Er wurde bei der Wolff Walsrode AG zum Maschinenschlosser ausgebildet. 1963 wurde er Mitglied in der damaligen IG Chemie-Papier-Keramik (IG CPK) und bekleidete ab dann verschiedene Posten in den Gremien der Jugendvertretung und der Gewerkschaft.
1966 trat Schmoldt in die SPD ein. Im gleichen Jahr bis 1969 folgte ein Studium an der Hamburgischen Hochschule für Wirtschaft und Politik.
Schmoldt war seit 1969 hauptamtlicher Gewerkschafter und wurde im September 1995 auf dem Gewerkschaftstag in Hannover zum neuen Vorsitzenden der IG Chemie-Papier-Keramik gewählt. Nach der Fusion der Gewerkschaften IG Bergbau und Energie (IG BE) mit der IG Chemie-Papier-Keramik (IG CPK) und der Gewerkschaft Leder (GL) zur IG Bergbau, Chemie, Energie (IG BCE) wurde er 1997 deren Vorsitzender.

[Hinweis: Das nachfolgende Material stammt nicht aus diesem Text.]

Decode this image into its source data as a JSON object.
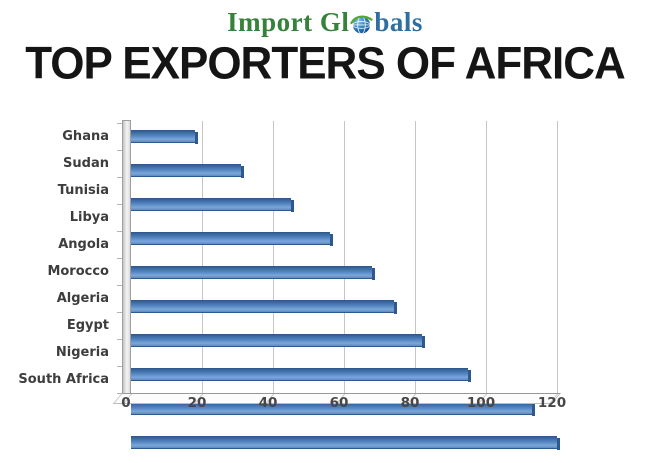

Nach 12-jähriger Amtszeit stellte sich Hubertus Schmoldt zum 4. Gewerkschaftskongress im Oktober 2009 nicht mehr zur Wiederwahl. Zu seinem Nachfolger wurde Michael Vassiliadis gewählt.[1]
Er ist Mitglied des Aufsichtsrates der Bayer AG, stellvertretender Aufsichtsratsvorsitzender der E.ON AG, der BP und weiterer Unternehmen. Die Bezüge seiner Aufsichtsratmandate bei E.ON und Bayer AG beliefen sich 2007 auf 438.187 Euro (2006: 401.697 Euro).[2]
2009 wurde er Mitglied des „Lenkungsrats Unternehmensfinanzierung“ im Wirtschaftsfonds Deutschland.